ECLI:NL:RBZWB:2024:1693
Rechtbank Zeeland-West-Brabant
- Kort geding
- Pellikaan
- Rechtspraak.nl
Vervangende toestemming voor vakantie, identiteitsbewijs en inschrijving basisschool
In deze zaak heeft de vrouw, wonende in Tilburg, een kort geding aangespannen tegen de man, die niet is verschenen. De vrouw verzoekt de rechtbank om vervangende toestemming voor een geplande vakantie met haar minderjarige kind in Tsjechië, de aanvraag van een identiteitsbewijs voor het kind, en de inschrijving van het kind op een basisschool. De vrouw heeft de zorg voor het kind en heeft geen contact met de man, die onbereikbaar is.

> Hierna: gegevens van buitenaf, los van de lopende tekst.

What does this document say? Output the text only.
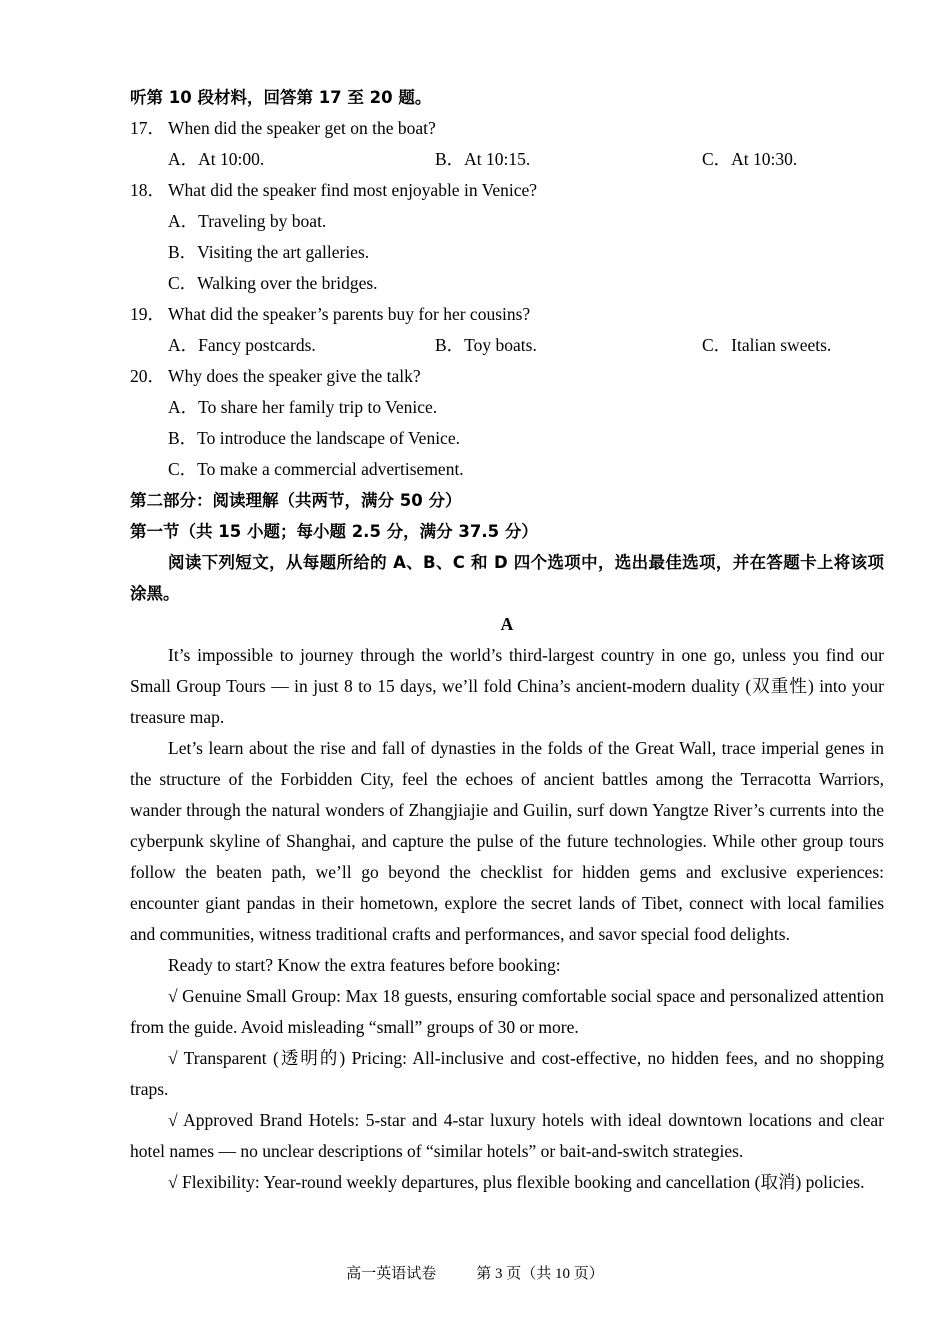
听第 10 段材料，回答第 17 至 20 题。
17． When did the speaker get on the boat?
A．At 10:00.	B．At 10:15.	C．At 10:30.
18． What did the speaker find most enjoyable in Venice?
A．Traveling by boat.
B．Visiting the art galleries.
C．Walking over the bridges.
19． What did the speaker’s parents buy for her cousins?
A．Fancy postcards.	B．Toy boats.	C．Italian sweets.
20． Why does the speaker give the talk?
A．To share her family trip to Venice.
B．To introduce the landscape of Venice.
C．To make a commercial advertisement.
第二部分：阅读理解（共两节，满分 50 分）
第一节（共 15 小题；每小题 2.5 分，满分 37.5 分）

阅读下列短文，从每题所给的 A、B、C 和 D 四个选项中，选出最佳选项，并在答题卡上将该项涂黑。

A

It’s impossible to journey through the world’s third-largest country in one go, unless you find our Small Group Tours — in just 8 to 15 days, we’ll fold China’s ancient-modern duality (双重性) into your treasure map.

Let’s learn about the rise and fall of dynasties in the folds of the Great Wall, trace imperial genes in the structure of the Forbidden City, feel the echoes of ancient battles among the Terracotta Warriors, wander through the natural wonders of Zhangjiajie and Guilin, surf down Yangtze River’s currents into the cyberpunk skyline of Shanghai, and capture the pulse of the future technologies. While other group tours follow the beaten path, we’ll go beyond the checklist for hidden gems and exclusive experiences: encounter giant pandas in their hometown, explore the secret lands of Tibet, connect with local families and communities, witness traditional crafts and performances, and savor special food delights.

Ready to start? Know the extra features before booking:

√ Genuine Small Group: Max 18 guests, ensuring comfortable social space and personalized attention from the guide. Avoid misleading “small” groups of 30 or more.

√ Transparent (透明的) Pricing: All-inclusive and cost-effective, no hidden fees, and no shopping traps.

√ Approved Brand Hotels: 5-star and 4-star luxury hotels with ideal downtown locations and clear hotel names — no unclear descriptions of “similar hotels” or bait-and-switch strategies.

√ Flexibility: Year-round weekly departures, plus flexible booking and cancellation (取消) policies.

高一英语试卷	第 3 页（共 10 页）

De voorzieningenrechter heeft de zaak behandeld op 7 maart 2024, waarbij de vrouw en een vertegenwoordiger van de Raad voor de Kinderbescherming aanwezig waren. De man was niet aanwezig. De voorzieningenrechter heeft vastgesteld dat de vrouw spoedeisend belang heeft bij haar verzoeken, gezien de aanstaande vakantie en de noodzaak om het kind in te schrijven op school. De rechtbank heeft geoordeeld dat de vorderingen van de vrouw niet onrechtmatig of ongegrond zijn en heeft de verzoeken toegewezen. De man is veroordeeld in de proceskosten, omdat hij de vrouw onnodig op kosten jaagt door niet te verschijnen. Het vonnis is uitvoerbaar bij voorraad verklaard.